Tunable error rate

Question

Tunable error rate

nathanhack opened this issue 4 years ago · comments

It would be great to have a way to change/tune the false negative rate.

Thomas Mueller · Answer 1 · Fri Sep 11 2020 03:50:15 GMT+0800 (China Standard Time)

I assume you mean false positive rate, right? I know some libraries provide functions to e.g. calculate the bits per entry for a false positive rate, or the false positive rate for a given bits per entry, or the size of the filter (memory used) from rate and entry count, and so on. Yes I agree it would be a good addition!

nathanhack · Answer 2 · Fri Sep 11 2020 03:56:59 GMT+0800 (China Standard Time)

Sorry, yes, I meant false positive rate.

nathanhack · Answer 3 · Fri Sep 11 2020 07:46:11 GMT+0800 (China Standard Time)

In particular, I'm interested in the case of setting a fixed size and letting the positive rate fluctuate as the keys are inserted.
@thomasmueller do you have any suggestion on how the repo might be changed to include such a feature? As time permits, I'll work on it and if/when I get it done I can put in a PR if that is something the repo owners would like.

Thomas Mueller · Answer 4 · Fri Sep 11 2020 15:40:28 GMT+0800 (China Standard Time)

setting a fixed size and letting the positive rate fluctuate as the keys are inserted.

A xor filter, unlike a Bloom filter, is built once all keys are present. A Bloom filter allows to add entries afterwards, but a xor filter does not. So what you are looking for might not be possible I'm afraid...

nathanhack · Answer 5 · Fri Sep 11 2020 21:12:42 GMT+0800 (China Standard Time)

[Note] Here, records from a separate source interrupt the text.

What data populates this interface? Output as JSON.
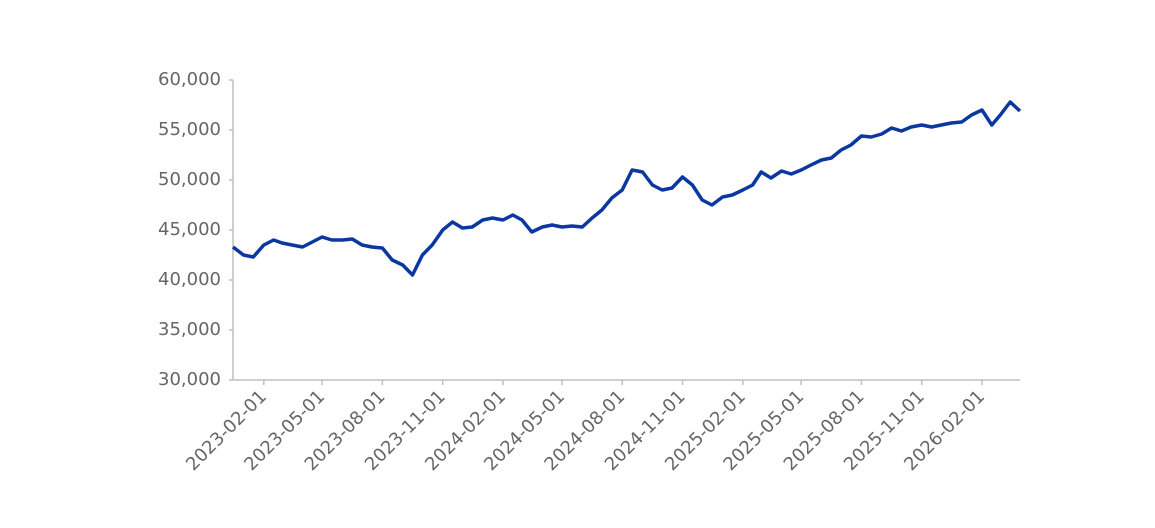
{
  "chart_data": {
    "type": "line",
    "x": [
      "2022-12-16",
      "2023-01-01",
      "2023-01-16",
      "2023-02-01",
      "2023-02-16",
      "2023-03-01",
      "2023-03-16",
      "2023-04-01",
      "2023-04-16",
      "2023-05-01",
      "2023-05-16",
      "2023-06-01",
      "2023-06-16",
      "2023-07-01",
      "2023-07-16",
      "2023-08-01",
      "2023-08-16",
      "2023-09-01",
      "2023-09-16",
      "2023-10-01",
      "2023-10-16",
      "2023-11-01",
      "2023-11-16",
      "2023-12-01",
      "2023-12-16",
      "2024-01-01",
      "2024-01-16",
      "2024-02-01",
      "2024-02-16",
      "2024-03-01",
      "2024-03-16",
      "2024-04-01",
      "2024-04-16",
      "2024-05-01",
      "2024-05-16",
      "2024-06-01",
      "2024-06-16",
      "2024-07-01",
      "2024-07-16",
      "2024-08-01",
      "2024-08-16",
      "2024-09-01",
      "2024-09-16",
      "2024-10-01",
      "2024-10-16",
      "2024-11-01",
      "2024-11-16",
      "2024-12-01",
      "2024-12-16",
      "2025-01-01",
      "2025-01-16",
      "2025-02-01",
      "2025-02-16",
      "2025-03-01",
      "2025-03-16",
      "2025-04-01",
      "2025-04-16",
      "2025-05-01",
      "2025-05-16",
      "2025-06-01",
      "2025-06-16",
      "2025-07-01",
      "2025-07-16",
      "2025-08-01",
      "2025-08-16",
      "2025-09-01",
      "2025-09-16",
      "2025-10-01",
      "2025-10-16",
      "2025-11-01",
      "2025-11-16",
      "2025-12-01",
      "2025-12-16",
      "2026-01-01",
      "2026-01-16",
      "2026-02-01",
      "2026-02-16",
      "2026-03-01",
      "2026-03-16",
      "2026-03-31"
    ],
    "series": [
      {
        "color": "#0a37a0",
        "values": [
          43300,
          42500,
          42300,
          43500,
          44000,
          43700,
          43500,
          43300,
          43800,
          44300,
          44000,
          44000,
          44100,
          43500,
          43300,
          43200,
          42000,
          41500,
          40500,
          42500,
          43500,
          45000,
          45800,
          45200,
          45300,
          46000,
          46200,
          46000,
          46500,
          46000,
          44800,
          45300,
          45500,
          45300,
          45400,
          45300,
          46200,
          47000,
          48200,
          49000,
          51000,
          50800,
          49500,
          49000,
          49200,
          50300,
          49500,
          48000,
          47500,
          48300,
          48500,
          49000,
          49500,
          50800,
          50200,
          50900,
          50600,
          51000,
          51500,
          52000,
          52200,
          53000,
          53500,
          54400,
          54300,
          54600,
          55200,
          54900,
          55300,
          55500,
          55300,
          55500,
          55700,
          55800,
          56500,
          57000,
          55500,
          56500,
          57800,
          56900
        ]
      }
    ],
    "xlim": [
      "2022-12-16",
      "2026-03-31"
    ],
    "xticks": [
      "2023-02-01",
      "2023-05-01",
      "2023-08-01",
      "2023-11-01",
      "2024-02-01",
      "2024-05-01",
      "2024-08-01",
      "2024-11-01",
      "2025-02-01",
      "2025-05-01",
      "2025-08-01",
      "2025-11-01",
      "2026-02-01"
    ],
    "ylim": [
      30000,
      60000
    ],
    "yticks": [
      {
        "value": 30000,
        "label": "30,000"
      },
      {
        "value": 35000,
        "label": "35,000"
      },
      {
        "value": 40000,
        "label": "40,000"
      },
      {
        "value": 45000,
        "label": "45,000"
      },
      {
        "value": 50000,
        "label": "50,000"
      },
      {
        "value": 55000,
        "label": "55,000"
      },
      {
        "value": 60000,
        "label": "60,000"
      }
    ],
    "grid": false
  }
}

Yeah to clarify, I indeed meant all at once, such that you set the size and let the error rate suffer.
After briefly looking at the paper, I would hazard a guess the main issue would be how to choose the hashing functions? Because, if I understand it correctly we basically keep trying new hashing until we get everything in, but with a fixed size this would always fail. If true then the simplest approach would be to keep track of the best set of hashes and at the end of MaxIterations, just use the best hashes. That way if the user wishes to continue trying their luck they can just increase MaxIterations. It seems like there should be some way to calculate the expected error rate based on the fixed size but I don't recall seeing that explicitly written down in the paper (maybe it was or maybe it could be derived but I honestly don't know it would require a through reading).

Thomas Mueller · Answer 6 · Fri Sep 11 2020 23:28:19 GMT+0800 (China Standard Time)

I indeed meant all at once

Ah ok! Yes that works then.

you set the size and let the error rate suffer.

The implementation here (the current implementation) only supports 8 bit fingerprints (uint8). It doesn't support smaller or larger fingerprints right now. So I'm afraid this doesn't currently work... It's possible to add more implementations, but we believe it's not currently worth it... Of course feel free to provide a patch!

increase MaxIterations

No I'm afraid that's not a solution... What you could change a tiny bit is this line:

capacity := 32 + uint32(math.Ceil(1.23*float64(size)))

and, for example, try to use 1.229 instead of 1.23. It would work sometimes. But probability to find a seed reduces drastically, and very quickly... It's not something I would try. With a regular Bloom filter, yes you can just make it smaller and it will still "work" (just with a bad false positive rate), but not a xor filter.

Brian Olson · Answer 7 · Fri Apr 09 2021 05:51:12 GMT+0800 (China Standard Time)

I implemented xor16 and I think I got it generalized also to xorN (for [9..32] bits).
https://github.com/brianolson/xorfilter/tree/xor16
There's some other stuff in there about maintaining a fork in case this work didn't make it back upstream, but that shouldn't be hard to un-diff.

Daniel Lemire · Answer 8 · Fri Jun 18 2021 23:24:23 GMT+0800 (China Standard Time)

@brianolson Your generic implementation seems to set the memory usage to 32-bit per entry. I understand that you can write only the least significant N bits of each word to disk or to the network, and then upsample when deserializing... but it comes at a cost.